DOI=10.3389/ti.2022.10575

ISSN=1432-2277

ABSTRACT=Allogeneic islet transplantation allows the reestablishment of glycaemic control with the possibility of insulin independence, but it is severely limited by the scarcity of organ donor. A new source of insulin-producing cells would significantly increase the possibility that cell therapy becomes a broad and standard therapy for diabetes treatment. 
Recent breakthroughs in stem cell biology, especially the establishment of the pluripotent stem cells (PSC) techniques, have generated great enthusiasm and efforts to explore the therapeutic potential of stem cells in regenerative medicine. Beta cell replacement therapy with stem cells is drawing nearer the clinical application thanks to the increase in knowledge of the stages that regulate the development of the β cell, leading to the setup of more efficient protocols for the differentiation of PSC into β cells. Nowadays, PSC-derived β cells are appearing in the first pioneering clinical trials. 

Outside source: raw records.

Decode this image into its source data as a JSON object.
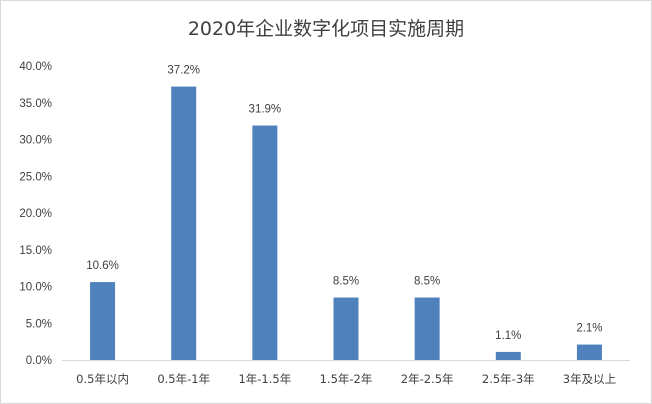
{
  "chart_data": {
    "type": "bar",
    "title": "2020年企业数字化项目实施周期",
    "categories": [
      "0.5年以内",
      "0.5年-1年",
      "1年-1.5年",
      "1.5年-2年",
      "2年-2.5年",
      "2.5年-3年",
      "3年及以上"
    ],
    "values": [
      10.6,
      37.2,
      31.9,
      8.5,
      8.5,
      1.1,
      2.1
    ],
    "data_labels": [
      "10.6%",
      "37.2%",
      "31.9%",
      "8.5%",
      "8.5%",
      "1.1%",
      "2.1%"
    ],
    "yticks": [
      "0.0%",
      "5.0%",
      "10.0%",
      "15.0%",
      "20.0%",
      "25.0%",
      "30.0%",
      "35.0%",
      "40.0%"
    ],
    "ylim": [
      0,
      40
    ],
    "xlabel": "",
    "ylabel": "",
    "grid": false,
    "legend": "none",
    "bar_color": "#4F81BD"
  }
}
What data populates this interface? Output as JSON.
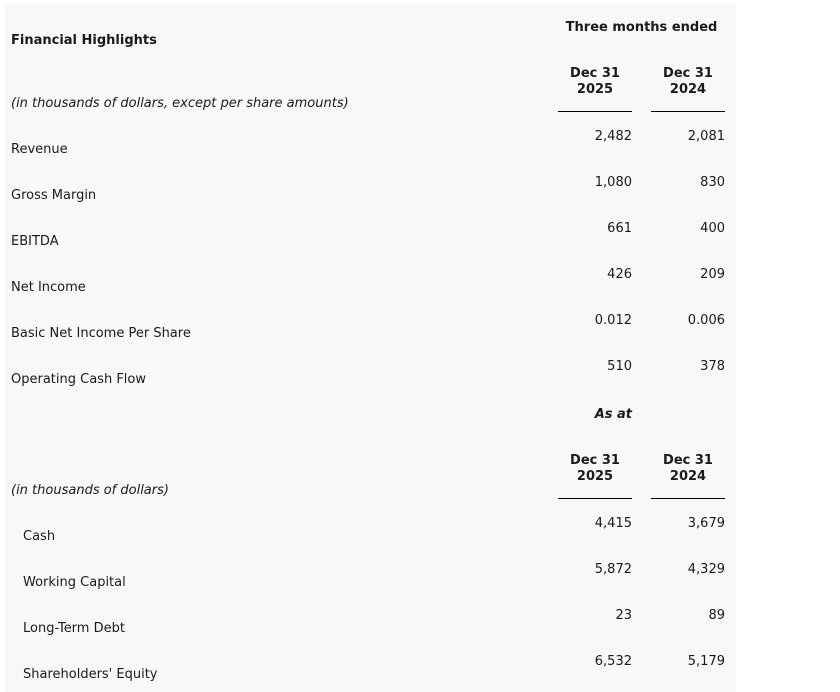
{
  "table_title": "Financial Highlights",
  "section1": {
    "header": "Three months ended",
    "units": "(in thousands of dollars, except per share amounts)",
    "col1": {
      "line1": "Dec 31",
      "line2": "2025"
    },
    "col2": {
      "line1": "Dec 31",
      "line2": "2024"
    },
    "rows": [
      {
        "label": "Revenue",
        "v2025": "2,482",
        "v2024": "2,081"
      },
      {
        "label": "Gross Margin",
        "v2025": "1,080",
        "v2024": "830"
      },
      {
        "label": "EBITDA",
        "v2025": "661",
        "v2024": "400"
      },
      {
        "label": "Net Income",
        "v2025": "426",
        "v2024": "209"
      },
      {
        "label": "Basic Net Income Per Share",
        "v2025": "0.012",
        "v2024": "0.006"
      },
      {
        "label": "Operating Cash Flow",
        "v2025": "510",
        "v2024": "378"
      }
    ]
  },
  "section2": {
    "header": "As at",
    "units": "(in thousands of dollars)",
    "col1": {
      "line1": "Dec 31",
      "line2": "2025"
    },
    "col2": {
      "line1": "Dec 31",
      "line2": "2024"
    },
    "rows": [
      {
        "label": "Cash",
        "v2025": "4,415",
        "v2024": "3,679"
      },
      {
        "label": "Working Capital",
        "v2025": "5,872",
        "v2024": "4,329"
      },
      {
        "label": "Long-Term Debt",
        "v2025": "23",
        "v2024": "89"
      },
      {
        "label": "Shareholders' Equity",
        "v2025": "6,532",
        "v2024": "5,179"
      }
    ]
  }
}
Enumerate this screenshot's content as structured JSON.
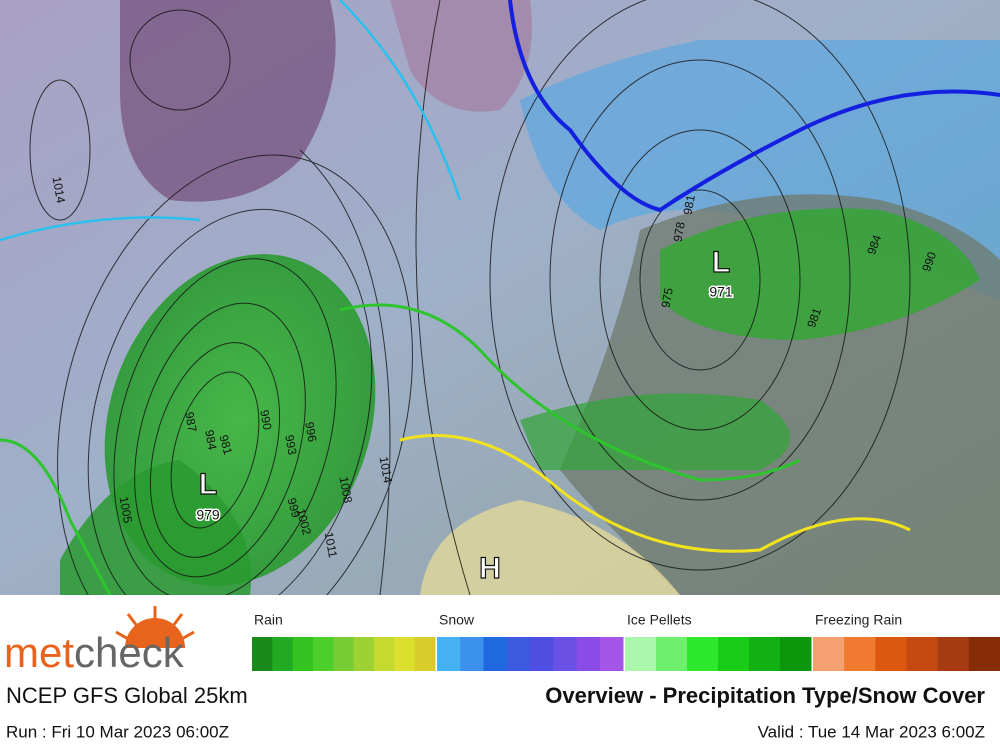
{
  "map": {
    "pressure_centres": [
      {
        "symbol": "L",
        "value": "979"
      },
      {
        "symbol": "L",
        "value": "971"
      },
      {
        "symbol": "H",
        "value": null
      }
    ],
    "isobar_labels": [
      "1014",
      "1005",
      "1002",
      "999",
      "996",
      "993",
      "990",
      "987",
      "984",
      "981",
      "1008",
      "1011",
      "1014",
      "975",
      "978",
      "981",
      "984",
      "990",
      "981"
    ]
  },
  "legend": {
    "groups": [
      {
        "name": "Rain",
        "colors": [
          "#1a8a1a",
          "#22aa22",
          "#33c21f",
          "#4ccf2a",
          "#78cc33",
          "#9ed233",
          "#c4da2e",
          "#dcdf2d",
          "#d8cc2a"
        ]
      },
      {
        "name": "Snow",
        "colors": [
          "#45b0f2",
          "#3a90ea",
          "#2068e0",
          "#3c5ae0",
          "#4e4ee2",
          "#6a50e4",
          "#8a4ce6",
          "#a454e6"
        ]
      },
      {
        "name": "Ice Pellets",
        "colors": [
          "#aaf6aa",
          "#6ef06e",
          "#2ee82e",
          "#18cc18",
          "#12b012",
          "#0c960c"
        ]
      },
      {
        "name": "Freezing Rain",
        "colors": [
          "#f4a070",
          "#f07a30",
          "#dc5810",
          "#c44a12",
          "#a63a10",
          "#862c08"
        ]
      }
    ]
  },
  "brand": [
    "met",
    "check"
  ],
  "footer": {
    "model": "NCEP GFS Global 25km",
    "title": "Overview - Precipitation Type/Snow Cover",
    "run": "Run : Fri 10 Mar 2023 06:00Z",
    "valid": "Valid : Tue 14 Mar 2023 6:00Z"
  }
}
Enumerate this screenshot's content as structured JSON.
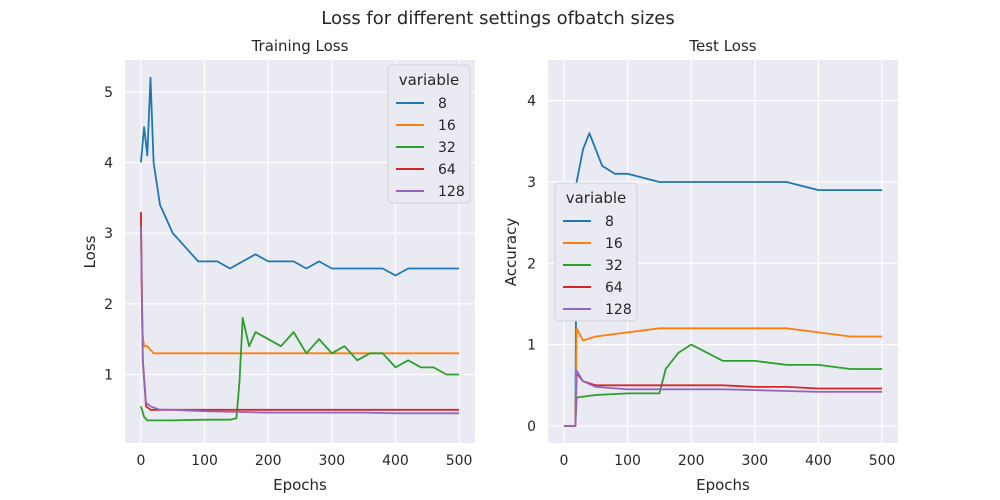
{
  "figure": {
    "suptitle": "Loss for different settings ofbatch sizes"
  },
  "chart_data": [
    {
      "type": "line",
      "title": "Training Loss",
      "xlabel": "Epochs",
      "ylabel": "Loss",
      "xlim": [
        -25,
        525
      ],
      "ylim": [
        0.03,
        5.45
      ],
      "xticks": [
        0,
        100,
        200,
        300,
        400,
        500
      ],
      "yticks": [
        1,
        2,
        3,
        4,
        5
      ],
      "grid": true,
      "legend": {
        "title": "variable",
        "placement": "upper-right"
      },
      "series": [
        {
          "name": "8",
          "color": "#1f77b4",
          "x": [
            0,
            5,
            10,
            15,
            20,
            30,
            40,
            50,
            60,
            70,
            80,
            90,
            100,
            120,
            140,
            160,
            180,
            200,
            220,
            240,
            260,
            280,
            300,
            320,
            340,
            360,
            380,
            400,
            420,
            440,
            460,
            480,
            500
          ],
          "y": [
            4.0,
            4.5,
            4.1,
            5.2,
            4.0,
            3.4,
            3.2,
            3.0,
            2.9,
            2.8,
            2.7,
            2.6,
            2.6,
            2.6,
            2.5,
            2.6,
            2.7,
            2.6,
            2.6,
            2.6,
            2.5,
            2.6,
            2.5,
            2.5,
            2.5,
            2.5,
            2.5,
            2.4,
            2.5,
            2.5,
            2.5,
            2.5,
            2.5
          ]
        },
        {
          "name": "16",
          "color": "#ff7f0e",
          "x": [
            0,
            2,
            5,
            10,
            20,
            40,
            60,
            80,
            100,
            150,
            200,
            250,
            300,
            350,
            400,
            450,
            500
          ],
          "y": [
            3.2,
            1.6,
            1.4,
            1.4,
            1.3,
            1.3,
            1.3,
            1.3,
            1.3,
            1.3,
            1.3,
            1.3,
            1.3,
            1.3,
            1.3,
            1.3,
            1.3
          ]
        },
        {
          "name": "32",
          "color": "#2ca02c",
          "x": [
            0,
            5,
            10,
            50,
            100,
            140,
            150,
            155,
            160,
            170,
            180,
            200,
            220,
            240,
            260,
            280,
            300,
            320,
            340,
            360,
            380,
            400,
            420,
            440,
            460,
            480,
            500
          ],
          "y": [
            0.55,
            0.4,
            0.35,
            0.35,
            0.36,
            0.36,
            0.38,
            0.9,
            1.8,
            1.4,
            1.6,
            1.5,
            1.4,
            1.6,
            1.3,
            1.5,
            1.3,
            1.4,
            1.2,
            1.3,
            1.3,
            1.1,
            1.2,
            1.1,
            1.1,
            1.0,
            1.0
          ]
        },
        {
          "name": "64",
          "color": "#d62728",
          "x": [
            0,
            3,
            8,
            15,
            30,
            50,
            100,
            150,
            200,
            250,
            300,
            350,
            400,
            450,
            500
          ],
          "y": [
            3.3,
            1.2,
            0.55,
            0.5,
            0.5,
            0.5,
            0.5,
            0.5,
            0.5,
            0.5,
            0.5,
            0.5,
            0.5,
            0.5,
            0.5
          ]
        },
        {
          "name": "128",
          "color": "#9467bd",
          "x": [
            0,
            3,
            8,
            15,
            30,
            50,
            100,
            150,
            200,
            250,
            300,
            350,
            400,
            450,
            500
          ],
          "y": [
            3.1,
            1.2,
            0.6,
            0.55,
            0.5,
            0.5,
            0.48,
            0.47,
            0.46,
            0.46,
            0.46,
            0.46,
            0.45,
            0.45,
            0.45
          ]
        }
      ]
    },
    {
      "type": "line",
      "title": "Test Loss",
      "xlabel": "Epochs",
      "ylabel": "Accuracy",
      "xlim": [
        -25,
        525
      ],
      "ylim": [
        -0.21,
        4.5
      ],
      "xticks": [
        0,
        100,
        200,
        300,
        400,
        500
      ],
      "yticks": [
        0,
        1,
        2,
        3,
        4
      ],
      "grid": true,
      "legend": {
        "title": "variable",
        "placement": "center-left"
      },
      "series": [
        {
          "name": "8",
          "color": "#1f77b4",
          "x": [
            0,
            15,
            18,
            20,
            30,
            40,
            60,
            80,
            100,
            150,
            200,
            250,
            300,
            350,
            400,
            450,
            500
          ],
          "y": [
            0,
            0,
            0,
            3.0,
            3.4,
            3.6,
            3.2,
            3.1,
            3.1,
            3.0,
            3.0,
            3.0,
            3.0,
            3.0,
            2.9,
            2.9,
            2.9
          ]
        },
        {
          "name": "16",
          "color": "#ff7f0e",
          "x": [
            0,
            15,
            18,
            20,
            30,
            50,
            100,
            150,
            200,
            250,
            300,
            350,
            400,
            450,
            500
          ],
          "y": [
            0,
            0,
            0,
            1.2,
            1.05,
            1.1,
            1.15,
            1.2,
            1.2,
            1.2,
            1.2,
            1.2,
            1.15,
            1.1,
            1.1
          ]
        },
        {
          "name": "32",
          "color": "#2ca02c",
          "x": [
            0,
            15,
            18,
            20,
            50,
            100,
            150,
            160,
            180,
            200,
            250,
            300,
            350,
            400,
            450,
            500
          ],
          "y": [
            0,
            0,
            0,
            0.35,
            0.38,
            0.4,
            0.4,
            0.7,
            0.9,
            1.0,
            0.8,
            0.8,
            0.75,
            0.75,
            0.7,
            0.7
          ]
        },
        {
          "name": "64",
          "color": "#d62728",
          "x": [
            0,
            15,
            18,
            20,
            30,
            50,
            100,
            150,
            200,
            250,
            300,
            350,
            400,
            450,
            500
          ],
          "y": [
            0,
            0,
            0,
            0.65,
            0.55,
            0.5,
            0.5,
            0.5,
            0.5,
            0.5,
            0.48,
            0.48,
            0.46,
            0.46,
            0.46
          ]
        },
        {
          "name": "128",
          "color": "#9467bd",
          "x": [
            0,
            15,
            18,
            20,
            30,
            50,
            100,
            150,
            200,
            250,
            300,
            350,
            400,
            450,
            500
          ],
          "y": [
            0,
            0,
            0,
            0.68,
            0.55,
            0.48,
            0.45,
            0.45,
            0.45,
            0.45,
            0.44,
            0.43,
            0.42,
            0.42,
            0.42
          ]
        }
      ]
    }
  ]
}
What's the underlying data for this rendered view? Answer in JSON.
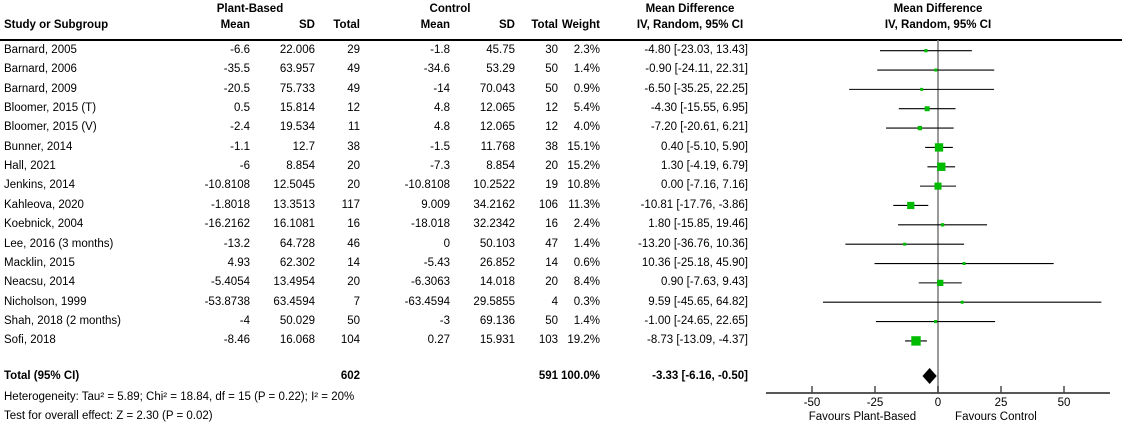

The safety issue related to the final cellular product prior implantation assumes therefore crucial importance. In fact, PSC can be differentiated into functional β cells in vitro, but not all the cells might reach complete differentiation and potentially a fraction of cells might remain undifferentiated and expose to a risk of teratoma formation upon transplantation. Although recent protocol refinements have reduced this risk, the foreseeable implementation of stem cell-based therapies in thousands of patients calls for caution. One single case of stem cell derived tumour may set the field back for years.
In this review, we focus on the potential approaches to increase the safety of PSC-derived β cells. These can be summarized in four different strategies: the safest reprogramming of somatic cells into iPSC, the selection of pure differentiated pancreatic cells, the depletion of contaminant PSC in the final cell product, and the control of tumorigenic cells with suicide genes.